The channel will essentially play a highlight reel this weekend in the hopes that viewers will come back for specific shows on a regular basis. The normal schedule will start on Jan. 3.

“I look at this launch as the birthing of a baby, not the raising of a child,” Ms. Winfrey said in an interview last month, clearly managing expectations about the early days of the channel.

“It’s a long-term process,” she said, “and I have the vision to see what this network can be in 3 years, in 5 years, in 10 years, as an institution of hope and inspiration.”

OWN is getting attention in part because Ms. Winfrey is a media mogul like no other, and in part because the end of her talk show and the start of her channel symbolize a gradual shift to cable from broadcast.

“OWN is the first network, other than maybe the Disney Channel, that is really built around the worldview of a person,” Tom Freston, the former chief executive of Viacom and now an adviser to OWN.

The move from Discovery Health to OWN appeared to happen relatively smoothly, though there were sporadic complaints on Twitter that OWN was not showing up as expected on some Comcast cable line-ups. Some other viewers bemoaned the fact that they could not watch in high-definition.

Peter Liguori, the chief operating officer of Discovery, said in an interview last month that turning over a channel is “not as easy as it looks.”

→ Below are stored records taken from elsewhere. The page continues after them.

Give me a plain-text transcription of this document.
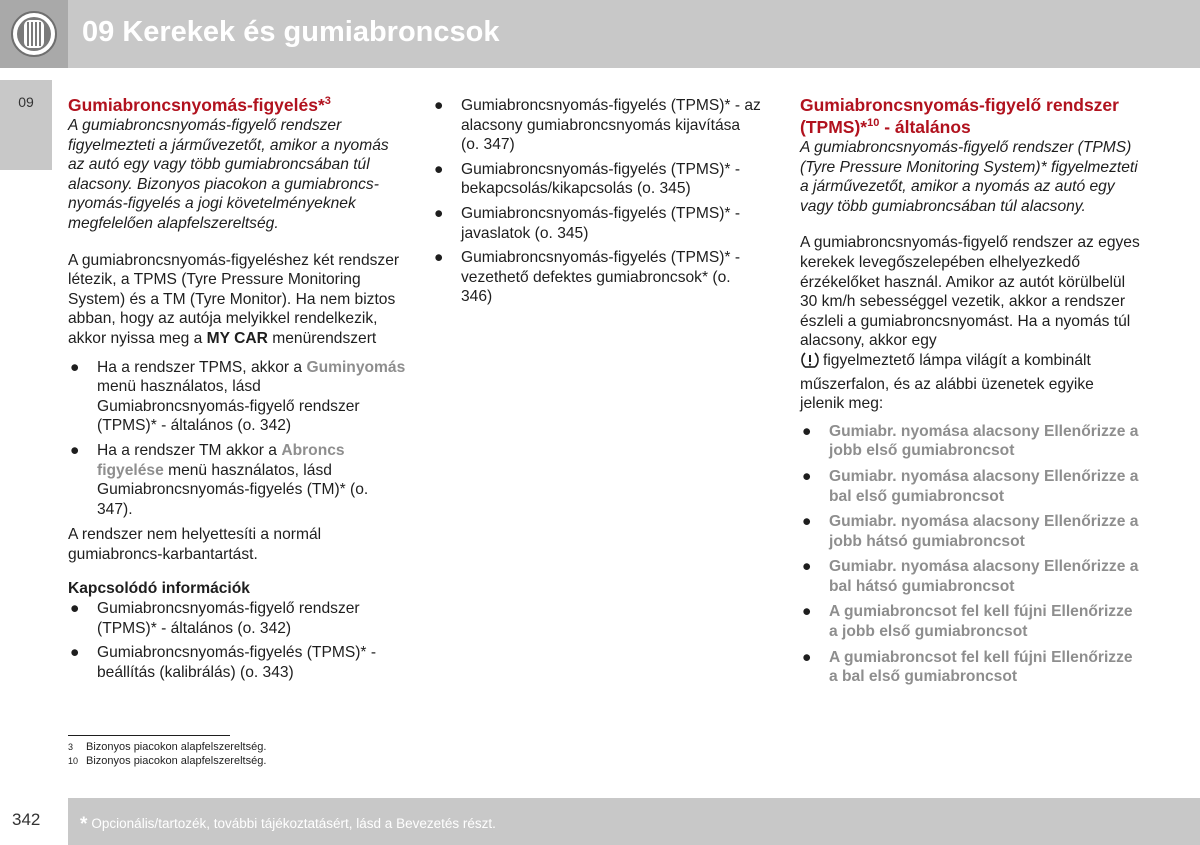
09 Kerekek és gumiabroncsok
09	Gumiabroncsnyomás-figyelés*$^3$

A gumiabroncsnyomás-figyelő rendszer figyelmezteti a járművezetőt, amikor a nyomás az autó egy vagy több gumiabroncsában túl alacsony. Bizonyos piacokon a gumiabroncs-nyomás-figyelés a jogi követelményeknek megfelelően alapfelszereltség.

A gumiabroncsnyomás-figyeléshez két rendszer létezik, a TPMS (Tyre Pressure Monitoring System) és a TM (Tyre Monitor). Ha nem biztos abban, hogy az autója melyikkel rendelkezik, akkor nyissa meg a MY CAR menürendszert

● Ha a rendszer TPMS, akkor a Guminyomás menü használatos, lásd Gumiabroncsnyomás-figyelő rendszer (TPMS)* - általános (o. 342)
● Ha a rendszer TM akkor a Abroncs figyelése menü használatos, lásd Gumiabroncsnyomás-figyelés (TM)* (o. 347).

A rendszer nem helyettesíti a normál gumiabroncs-karbantartást.

Kapcsolódó információk

● Gumiabroncsnyomás-figyelő rendszer (TPMS)* - általános (o. 342)
● Gumiabroncsnyomás-figyelés (TPMS)* - beállítás (kalibrálás) (o. 343)
● Gumiabroncsnyomás-figyelés (TPMS)* - az alacsony gumiabroncsnyomás kijavítása (o. 347)
● Gumiabroncsnyomás-figyelés (TPMS)* - bekapcsolás/kikapcsolás (o. 345)
● Gumiabroncsnyomás-figyelés (TPMS)* - javaslatok (o. 345)
● Gumiabroncsnyomás-figyelés (TPMS)* - vezethető defektes gumiabroncsok* (o. 346)

Gumiabroncsnyomás-figyelő rendszer (TPMS)*$^{10}$ - általános

A gumiabroncsnyomás-figyelő rendszer (TPMS) (Tyre Pressure Monitoring System)* figyelmezteti a járművezetőt, amikor a nyomás az autó egy vagy több gumiabroncsában túl alacsony.

A gumiabroncsnyomás-figyelő rendszer az egyes kerekek levegőszelepében elhelyezkedő érzékelőket használ. Amikor az autót körülbelül 30 km/h sebességgel vezetik, akkor a rendszer észleli a gumiabroncsnyomást. Ha a nyomás túl alacsony, akkor egy
figyelmeztető lámpa világít a kombinált műszerfalon, és az alábbi üzenetek egyike jelenik meg:

● Gumiabr. nyomása alacsony Ellenőrizze a jobb első gumiabroncsot
● Gumiabr. nyomása alacsony Ellenőrizze a bal első gumiabroncsot
● Gumiabr. nyomása alacsony Ellenőrizze a jobb hátsó gumiabroncsot
● Gumiabr. nyomása alacsony Ellenőrizze a bal hátsó gumiabroncsot
● A gumiabroncsot fel kell fújni Ellenőrizze a jobb első gumiabroncsot
● A gumiabroncsot fel kell fújni Ellenőrizze a bal első gumiabroncsot
3 Bizonyos piacokon alapfelszereltség.
10 Bizonyos piacokon alapfelszereltség.
342 * Opcionális/tartozék, további tájékoztatásért, lásd a Bevezetés részt.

“People have sacrificed a lot to get this network up and running,” he said. “It does take a village.”

In Los Angeles, where OWN is based, Ms. Winfrey held a celebratory brunch for the staff Saturday morning. Shortly before the East Coast premiere of the channel, she thanked Mr. Freston, the OWN chief executive Christina Norman, and the Discovery Communications chief executive David Zaslav, according to a person in attendance. Then she quoted something that the television host Suze Orman had told her: “After I’m gone, and all of us are gone, OWN will live on, and on, and on – and having that lasting impact is mighty.”